“La pace è la stella polare – afferma il vice segretario del Pd – Inviare le armi non è stata una scelta facile, ma non ci si poteva voltare dall’altra parte. L’alternativa era la resa. E se Davide chiede una fionda contro Golia, siamo sicuri che sia moralmente giusto negargliela?”
“C’è tutta una tradizione del disarmo nell’era nucleare che merita rispetto, non può essere ridotta a macchietta. Io penso che il disarmo unilaterale sia la resa. Ma i pacifisti sono pacifisti e devono potersi esprimere liberamente, senza essere considerati fiancheggiatori del nemico – commenta – Io credo che tutti siamo attraversati da due spinte, entrambe con forza morale. Quella di aiutare gli ucraini, anche a difendersi, e quella di riprendere la via del dialogo, della pace, non scivolare verso una guerra mondiale”.
“Compito della politica, e certamente nostro, è proprio tenerle insieme, evitare una lacerazione tra queste due istanze – continua – Discutere della strategia e delle spese militare invece non solo è legittimo, ma doveroso. Non metterei in discussione gli obblighi internazionali. Ma il 2% di spesa militare non può diventare un feticcio. È un errore anacronistico la corsa solitaria al riarmo dei singoli Paesi. La prospettiva dev’essere la difesa comune europea. È la cornice che conta. Anche perché l’aumento della spesa militare è insostenibile se avviene a scapito della spesa sociale, ora che dobbiamo fronteggiare le conseguenze economiche della guerra. E la cornice è l’Europa”.

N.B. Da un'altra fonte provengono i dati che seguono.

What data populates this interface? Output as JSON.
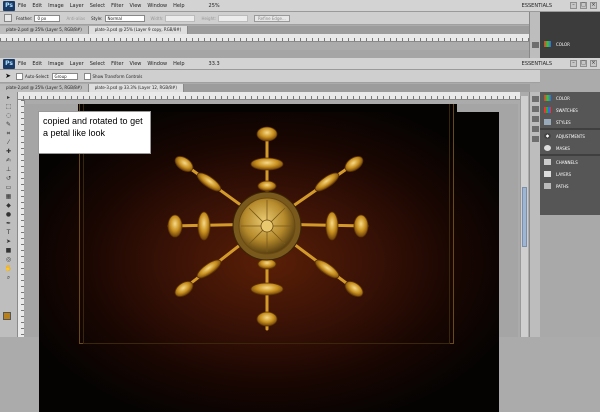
{
  "app": {
    "name": "Photoshop",
    "logo_text": "Ps"
  },
  "menu": {
    "items": [
      "File",
      "Edit",
      "Image",
      "Layer",
      "Select",
      "Filter",
      "View",
      "Window",
      "Help"
    ],
    "zoom": "25%",
    "workspace": "ESSENTIALS"
  },
  "marquee_options": {
    "feather_label": "Feather:",
    "feather_value": "0 px",
    "antialias_label": "Anti-alias",
    "style_label": "Style:",
    "style_value": "Normal",
    "width_label": "Width:",
    "height_label": "Height:",
    "refine_edge": "Refine Edge..."
  },
  "move_options": {
    "auto_select_label": "Auto-Select:",
    "auto_select_value": "Group",
    "show_transform": "Show Transform Controls",
    "zoom": "33.3"
  },
  "document_tabs_top": [
    {
      "label": "plate-2.psd @ 25% (Layer 5, RGB/8#)"
    },
    {
      "label": "plate-3.psd @ 25% (Layer 9 copy, RGB/8#)"
    }
  ],
  "document_tabs_main": [
    {
      "label": "plate-2.psd @ 25% (Layer 5, RGB/8#)"
    },
    {
      "label": "plate-3.psd @ 33.3% (Layer 12, RGB/8#)"
    }
  ],
  "annotation": {
    "text": "copied and rotated to get a petal like look"
  },
  "panels_top": [
    {
      "label": "COLOR",
      "icon": "color-icon"
    }
  ],
  "panels": [
    {
      "label": "COLOR",
      "icon": "color-icon"
    },
    {
      "label": "SWATCHES",
      "icon": "swatches-icon"
    },
    {
      "label": "STYLES",
      "icon": "styles-icon"
    },
    {
      "label": "ADJUSTMENTS",
      "icon": "adjustments-icon"
    },
    {
      "label": "MASKS",
      "icon": "masks-icon"
    },
    {
      "label": "CHANNELS",
      "icon": "channels-icon"
    },
    {
      "label": "LAYERS",
      "icon": "layers-icon"
    },
    {
      "label": "PATHS",
      "icon": "paths-icon"
    }
  ],
  "colors": {
    "foreground": "#b8801a",
    "background": "#ffffff",
    "panel_bg": "#565656"
  }
}
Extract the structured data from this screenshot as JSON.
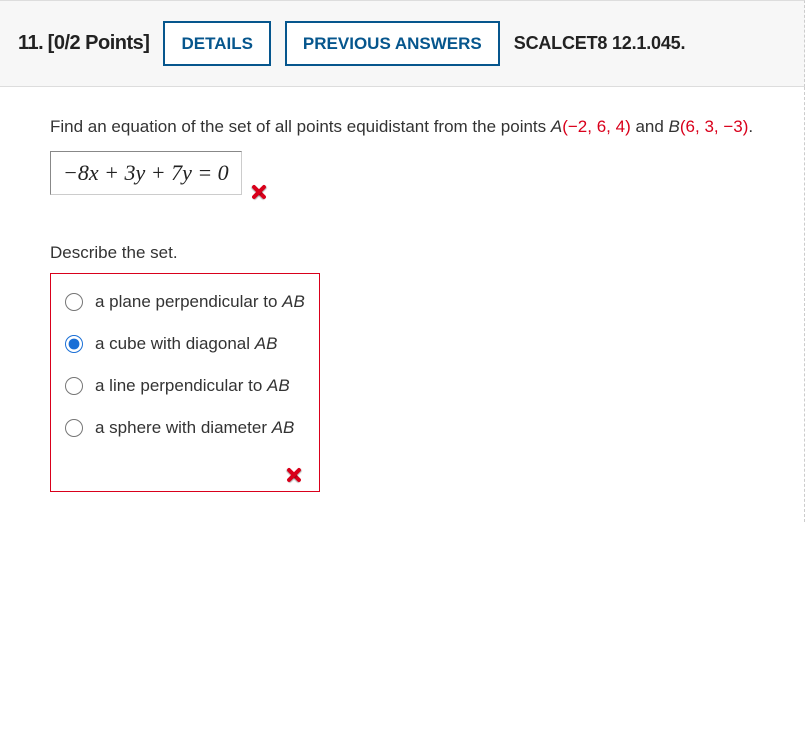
{
  "header": {
    "question_number": "11.",
    "points_label": "[0/2 Points]",
    "details_label": "DETAILS",
    "previous_label": "PREVIOUS ANSWERS",
    "textbook_ref": "SCALCET8 12.1.045."
  },
  "question": {
    "prompt_prefix": "Find an equation of the set of all points equidistant from the points ",
    "point_a_label": "A",
    "point_a_coords": "(−2, 6, 4)",
    "between": " and ",
    "point_b_label": "B",
    "point_b_coords": "(6, 3, −3)",
    "prompt_suffix": "."
  },
  "answer": {
    "expression": "−8x + 3y + 7y = 0",
    "correct": false
  },
  "describe": {
    "label": "Describe the set.",
    "options": [
      {
        "text_pre": "a plane perpendicular to ",
        "ital": "AB",
        "selected": false
      },
      {
        "text_pre": "a cube with diagonal ",
        "ital": "AB",
        "selected": true
      },
      {
        "text_pre": "a line perpendicular to ",
        "ital": "AB",
        "selected": false
      },
      {
        "text_pre": "a sphere with diameter ",
        "ital": "AB",
        "selected": false
      }
    ],
    "correct": false
  }
}
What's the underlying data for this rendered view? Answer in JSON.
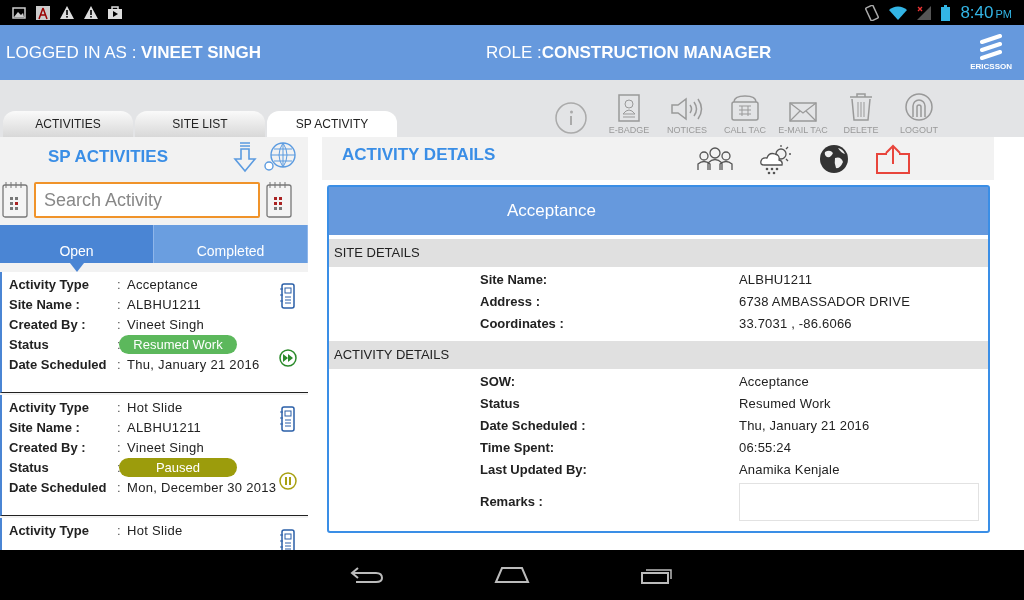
{
  "status_bar": {
    "time": "8:40",
    "ampm": "PM"
  },
  "header": {
    "logged_label": "LOGGED IN AS :",
    "user": "VINEET SINGH",
    "role_label": "ROLE :",
    "role": "CONSTRUCTION MANAGER",
    "logo": "ERICSSON"
  },
  "tabs": [
    {
      "label": "ACTIVITIES",
      "selected": false
    },
    {
      "label": "SITE LIST",
      "selected": false
    },
    {
      "label": "SP ACTIVITY",
      "selected": true
    }
  ],
  "toolbar": [
    {
      "kind": "info"
    },
    {
      "kind": "badge",
      "label": "E-BADGE"
    },
    {
      "kind": "notices",
      "label": "NOTICES"
    },
    {
      "kind": "phone",
      "label": "CALL TAC"
    },
    {
      "kind": "mail",
      "label": "E-MAIL TAC"
    },
    {
      "kind": "delete",
      "label": "DELETE"
    },
    {
      "kind": "logout",
      "label": "LOGOUT"
    }
  ],
  "left": {
    "title": "SP ACTIVITIES",
    "search": {
      "placeholder": "Search Activity"
    },
    "segments": [
      {
        "label": "Open",
        "selected": true
      },
      {
        "label": "Completed",
        "selected": false
      }
    ],
    "activities": [
      {
        "kind": "play",
        "rows": [
          {
            "label": "Activity Type",
            "sep": ":",
            "value": "Acceptance"
          },
          {
            "label": "Site Name :",
            "sep": ":",
            "value": "ALBHU1211"
          },
          {
            "label": "Created By :",
            "sep": ":",
            "value": "Vineet Singh"
          },
          {
            "label": "Status",
            "sep": ":",
            "value": "Resumed Work",
            "kind": "pill",
            "color": "#5cb85c"
          },
          {
            "label": "Date Scheduled",
            "sep": ":",
            "value": "Thu, January 21 2016"
          }
        ]
      },
      {
        "kind": "pause",
        "rows": [
          {
            "label": "Activity Type",
            "sep": ":",
            "value": "Hot Slide"
          },
          {
            "label": "Site Name :",
            "sep": ":",
            "value": "ALBHU1211"
          },
          {
            "label": "Created By :",
            "sep": ":",
            "value": "Vineet Singh"
          },
          {
            "label": "Status",
            "sep": ":",
            "value": "Paused",
            "kind": "pill",
            "color": "#9c9c0c"
          },
          {
            "label": "Date Scheduled",
            "sep": ":",
            "value": "Mon, December 30 2013"
          }
        ]
      },
      {
        "rows": [
          {
            "label": "Activity Type",
            "sep": ":",
            "value": "Hot Slide"
          }
        ]
      }
    ]
  },
  "details": {
    "title": "ACTIVITY DETAILS",
    "actions": [
      {
        "kind": "people"
      },
      {
        "kind": "weather"
      },
      {
        "kind": "globe"
      },
      {
        "kind": "share"
      }
    ],
    "heading": "Acceptance",
    "sections": [
      {
        "title": "SITE DETAILS",
        "rows": [
          {
            "label": "Site Name:",
            "value": "ALBHU1211"
          },
          {
            "label": "Address :",
            "value": "6738 AMBASSADOR DRIVE"
          },
          {
            "label": "Coordinates :",
            "value": "33.7031 , -86.6066"
          }
        ]
      },
      {
        "title": "ACTIVITY DETAILS",
        "rows": [
          {
            "label": "SOW:",
            "value": "Acceptance"
          },
          {
            "label": "Status",
            "value": "Resumed Work"
          },
          {
            "label": "Date Scheduled :",
            "value": "Thu, January 21 2016"
          },
          {
            "label": "Time Spent:",
            "value": "06:55:24"
          },
          {
            "label": "Last Updated By:",
            "value": "Anamika Kenjale"
          }
        ]
      }
    ],
    "remarks": {
      "label": "Remarks :"
    }
  }
}
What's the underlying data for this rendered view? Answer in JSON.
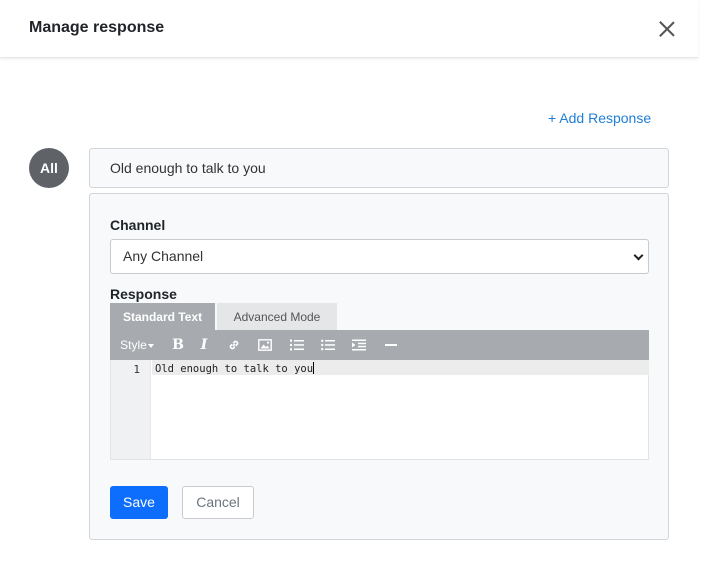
{
  "header": {
    "title": "Manage response"
  },
  "add_response_label": "+ Add Response",
  "avatar_label": "All",
  "response_text": "Old enough to talk to you",
  "editor": {
    "channel_label": "Channel",
    "channel_value": "Any Channel",
    "response_label": "Response",
    "tabs": {
      "standard": "Standard Text",
      "advanced": "Advanced Mode"
    },
    "toolbar": {
      "style_label": "Style",
      "bold": "B",
      "italic": "I",
      "icons": [
        "link-icon",
        "image-icon",
        "ordered-list-icon",
        "unordered-list-icon",
        "indent-icon",
        "horizontal-rule-icon"
      ]
    },
    "line_number": "1",
    "code_text": "Old enough to talk to you"
  },
  "buttons": {
    "save": "Save",
    "cancel": "Cancel"
  },
  "colors": {
    "primary": "#0d6efd",
    "link": "#1f7fd6",
    "avatar": "#5f6368",
    "toolbar": "#a7abaf"
  }
}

“La questione della Nato la sinistra l’ha risolta nel 1976, con Berlinguer – ricorda – Ma un conto è un’alleanza militare difensiva, un altro è l’Europa, una comunità di popoli e di destino che ora deve trovare la sua autonomia strategica. È la stessa differenza che deve passare tra una mera logica di deterrenza e un nuovo multipolarismo. I migliori analisti, anche statunitensi, ci dicono che dopo il crollo dell’Urss è stata mancata l’occasione di trovare un nuovo equilibrio. Abbiamo pensato solo agli affari. E che questo bastasse a garantire la pace. Ora vediamo drammaticamente che i McDonald’s non possono sostituire la politica”.
“Noi abbiamo lanciato la proposta di una “nuova Helsinki”, una conferenza sulla sicurezza e sulla cooperazione internazionale che veda protagonista l’Europa, che scongiuri non solo la guerra calda, ma anche il ritorno a una nuova guerra fredda – conclude – La Russia non è Putin, cedere a questa equiparazione è un favore al tiranno. Già ne abbiamo fatti troppi. Il problema di filo-putinismo ce l’ha la destra. In particolare quella italiana. Il silenzio di Berlusconi, i legami consolidati della Lega di Salvini con il partito di Putin, ma anche Giorgia Meloni, che ancora guarda a Trump, l’altro polo del vento conservatore e reazionario che non a caso definisce Putin “un genio”. Poi c’è qualche “cretino di sinistra”, avrebbe detto Leonardo Sciascia. Quelli che sono talmente complessi da ignorare anche la verità più banale: al Cremlino non sventola bandiera rossa, sventola bandiera nera”.